Le Comité s’est exprimé à plusieurs reprises sur les institutions pour personnes en situation du handicap. Dans les institutions, les personnes restent hors des environnements d’éducation et de travail réguliers. Par ailleurs, les enfants porteurs de handicap ont besoin de grandir dans une famille. Il faut garantir le soutien nécessaire pour que les personnes handicapées puissent vivre dans la communauté, dans un environnement familial pour les enfants, sur un pied d’égalité avec les autres.

3 Question à

Lucie Pacherie

Juriste à la Fondation Jérôme Lejeune

Des enjeux relatifs à la défense de la vie vont-ils émerger lors de la campagne présidentielle ?

Le député Falorni, auteur de la proposition de loi visant à légaliser l’euthanasie retoquée au printemps, a fait pression sur l’exécutif afin que son texte soit de nouveau inscrit à l’ordre du jour de l’Assemblée. Line Renaud, porte-parole de l’association militant pour l’euthanasie (ADMD), a soutenu le lobbying au Parlement et affirmé l’intention du gouvernement dans un entretien à LCI : « c’est un sujet qui aura sa place dans la campagne électorale ». Le gouvernement attend les recommandations du CCNE qui seront publiées en décembre. De quoi servir le débat politique jusqu’à la présidentielle, en avril 2022.

Et sur l’avortement ?
En septembre, le gouvernement avait laissé entendre qu’il ne favoriserait pas la réinscription à l’ordre du jour de la proposition de loi Gaillot visant à étendre le délai d’IVG de 12 à 14 semaines et à supprimer la clause de conscience. Mais dans le même temps Emmanuel Macron a réaffirmé son soutien à l’avortement lors de la journée mondiale dédiée. Et le président du groupe majoritaire à l’Assemblée,
M. Castaner, a annoncé le retour du texte Gaillot fin novembre. Ce débat devrait être relancé fin novembre à l’Assemblée nationale et au Sénat dans la foulée.
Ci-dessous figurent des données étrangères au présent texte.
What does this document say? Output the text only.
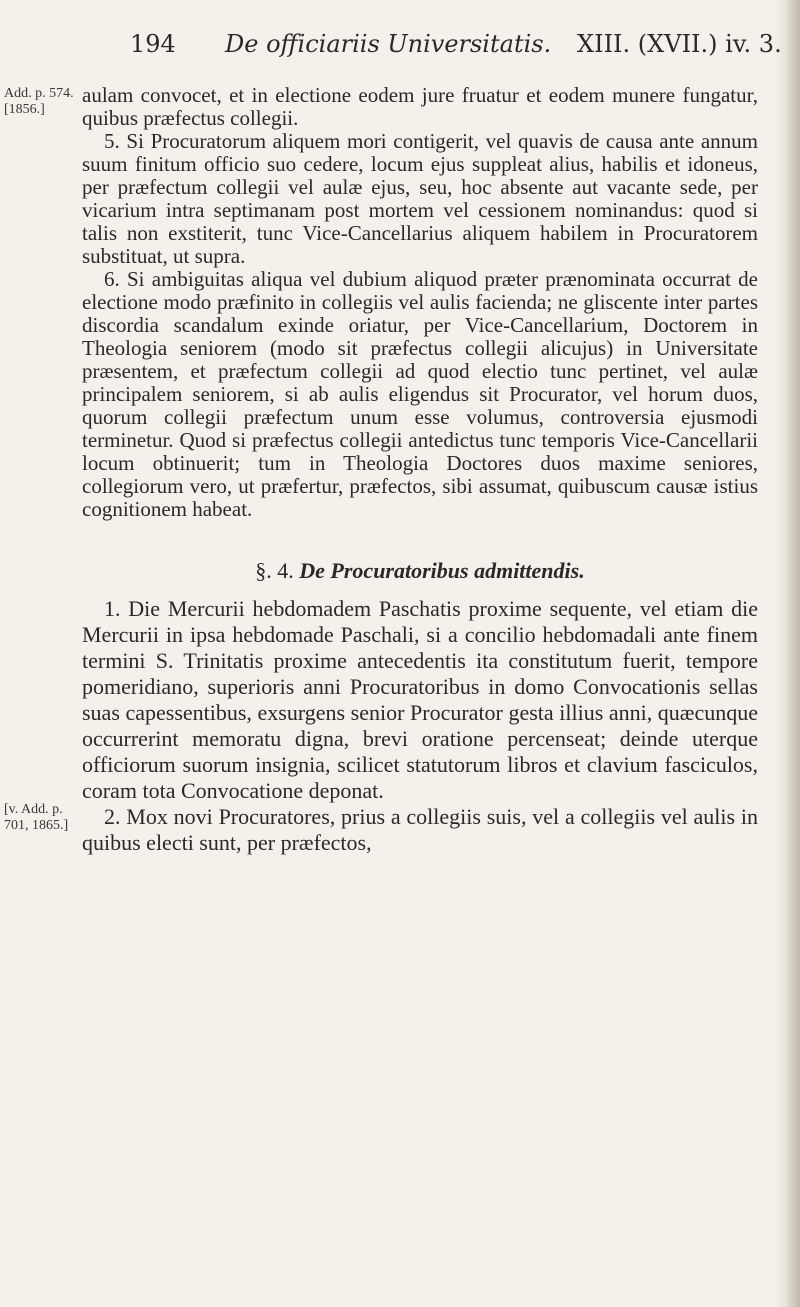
194 De officiariis Universitatis. XIII. (XVII.) iv. 3.
Add. p. 574.
[1856.]
[v. Add. p.
701, 1865.]

aulam convocet, et in electione eodem jure fruatur et eodem munere fungatur, quibus præfectus collegii.

5. Si Procuratorum aliquem mori contigerit, vel quavis de causa ante annum suum finitum officio suo cedere, locum ejus suppleat alius, habilis et idoneus, per præfectum collegii vel aulæ ejus, seu, hoc absente aut vacante sede, per vicarium intra septimanam post mortem vel cessionem nominandus: quod si talis non exstiterit, tunc Vice-Cancellarius aliquem habilem in Procuratorem substituat, ut supra.

6. Si ambiguitas aliqua vel dubium aliquod præter prænominata occurrat de electione modo præfinito in collegiis vel aulis facienda; ne gliscente inter partes discordia scandalum exinde oriatur, per Vice-Cancellarium, Doctorem in Theologia seniorem (modo sit præfectus collegii alicujus) in Universitate præsentem, et præfectum collegii ad quod electio tunc pertinet, vel aulæ principalem seniorem, si ab aulis eligendus sit Procurator, vel horum duos, quorum collegii præfectum unum esse volumus, controversia ejusmodi terminetur. Quod si præfectus collegii antedictus tunc temporis Vice-Cancellarii locum obtinuerit; tum in Theologia Doctores duos maxime seniores, collegiorum vero, ut præfertur, præfectos, sibi assumat, quibuscum causæ istius cognitionem habeat.

§. 4. De Procuratoribus admittendis.

1. Die Mercurii hebdomadem Paschatis proxime sequente, vel etiam die Mercurii in ipsa hebdomade Paschali, si a concilio hebdomadali ante finem termini S. Trinitatis proxime antecedentis ita constitutum fuerit, tempore pomeridiano, superioris anni Procuratoribus in domo Convocationis sellas suas capessentibus, exsurgens senior Procurator gesta illius anni, quæcunque occurrerint memoratu digna, brevi oratione percenseat; deinde uterque officiorum suorum insignia, scilicet statutorum libros et clavium fasciculos, coram tota Convocatione deponat.

2. Mox novi Procuratores, prius a collegiis suis, vel a collegiis vel aulis in quibus electi sunt, per præfectos,
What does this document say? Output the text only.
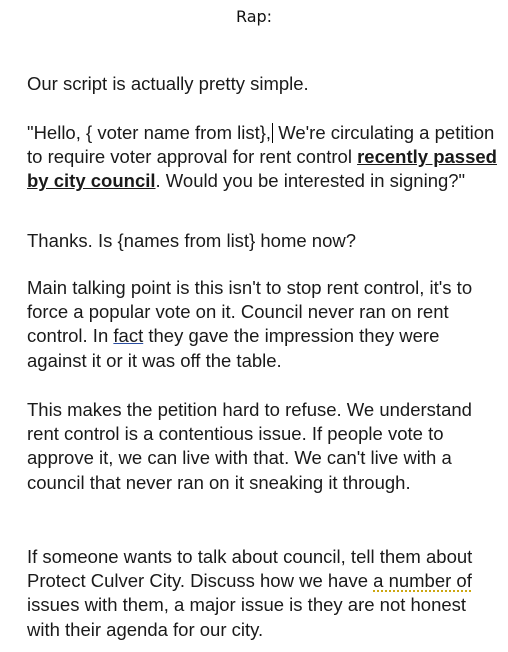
Rap:

Our script is actually pretty simple.

"Hello, { voter name from list}, We're circulating a petition to require voter approval for rent control recently passed by city council. Would you be interested in signing?"

Thanks. Is {names from list} home now?

Main talking point is this isn't to stop rent control, it's to force a popular vote on it. Council never ran on rent control. In fact they gave the impression they were against it or it was off the table.

This makes the petition hard to refuse. We understand rent control is a contentious issue. If people vote to approve it, we can live with that. We can't live with a council that never ran on it sneaking it through.

If someone wants to talk about council, tell them about Protect Culver City. Discuss how we have a number of issues with them, a major issue is they are not honest with their agenda for our city.
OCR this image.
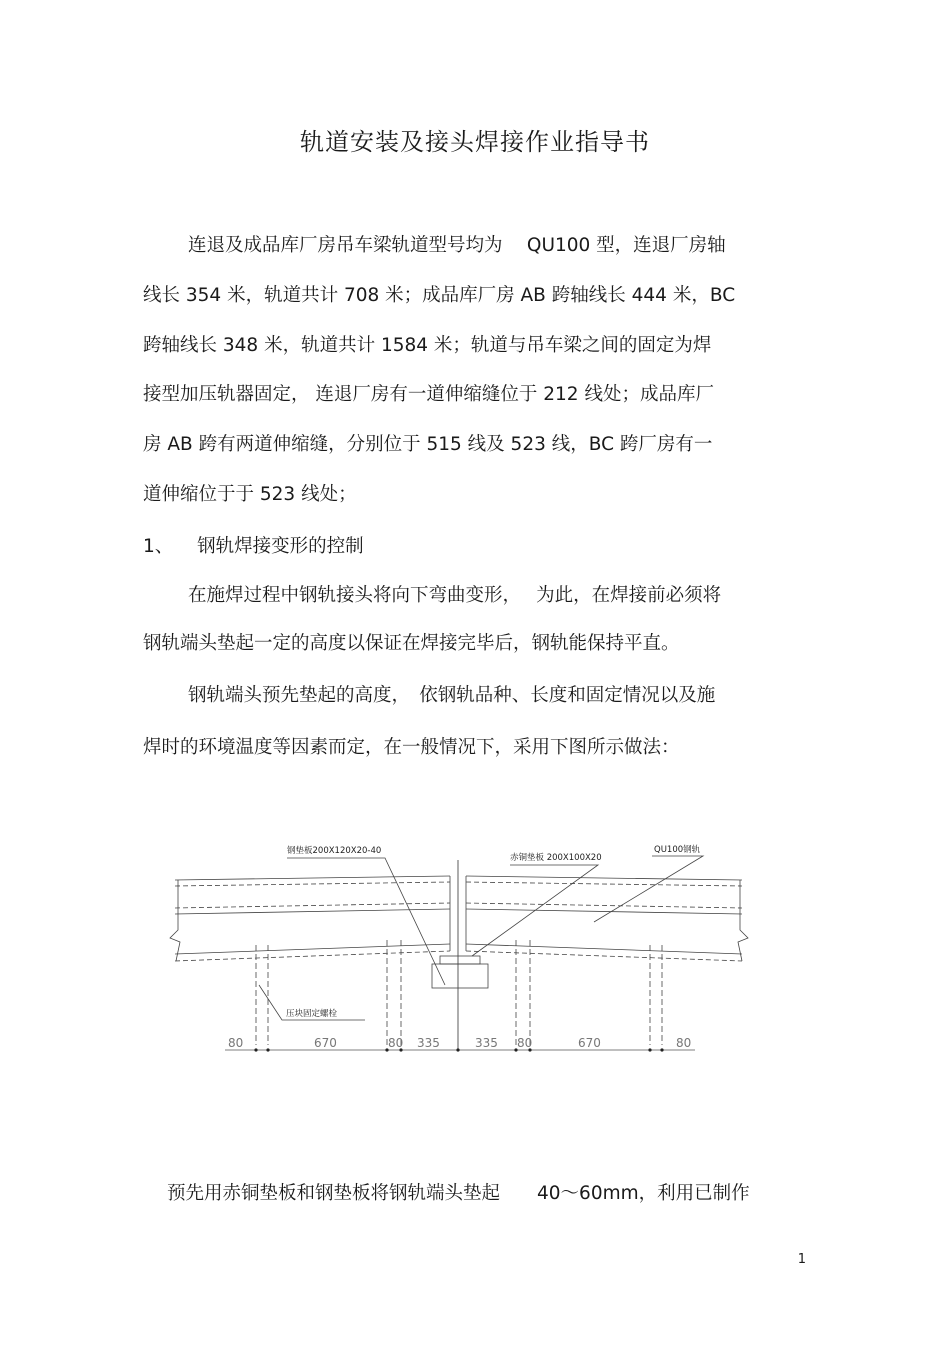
轨道安装及接头焊接作业指导书
连退及成品库厂房吊车梁轨道型号均为　 QU100 型，连退厂房轴
线长 354 米，轨道共计 708 米；成品库厂房 AB 跨轴线长 444 米，BC
跨轴线长 348 米，轨道共计 1584 米；轨道与吊车梁之间的固定为焊
接型加压轨器固定， 连退厂房有一道伸缩缝位于 212 线处；成品库厂
房 AB 跨有两道伸缩缝，分别位于 515 线及 523 线，BC 跨厂房有一
道伸缩位于于 523 线处；
1、 钢轨焊接变形的控制
在施焊过程中钢轨接头将向下弯曲变形，　 为此，在焊接前必须将
钢轨端头垫起一定的高度以保证在焊接完毕后，钢轨能保持平直。
钢轨端头预先垫起的高度，　依钢轨品种、长度和固定情况以及施
焊时的环境温度等因素而定，在一般情况下，采用下图所示做法：
钢垫板200X120X20-40
赤铜垫板 200X100X20
QU100钢轨
压块固定螺栓
80	670	80 335	335 80	670	80
预先用赤铜垫板和钢垫板将钢轨端头垫起　　40～60mm，利用已制作
1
La Fondation Lejeune va-t-elle s’engager dans ce contexte ?
La Fondation ne cesse jamais la veille attentive des enjeux bioéthiques et sociétaux. Elle organise l’évènement annuel de la Marche pour la Vie (dimanche 16 janvier). Cette année, elle coordonne par ailleurs une mobilisation citoyenne de la fédération One of Us afin d’empêcher l’inscription de l’avortement comme valeur de l’Europe à l’occasion de la Conférence pour l’Avenir de l’Europe. Cet évènement dont les conclusions sont annoncées en mars 2022 va servir l’agenda de la présidence française de l’UE à partir de janvier 2022 et l’agenda politique des mois qui suivront. Chacun pourra participer à cette mobilisation, qui sera relayée sur les réseaux sociaux de la Fondation Jérôme Lejeune.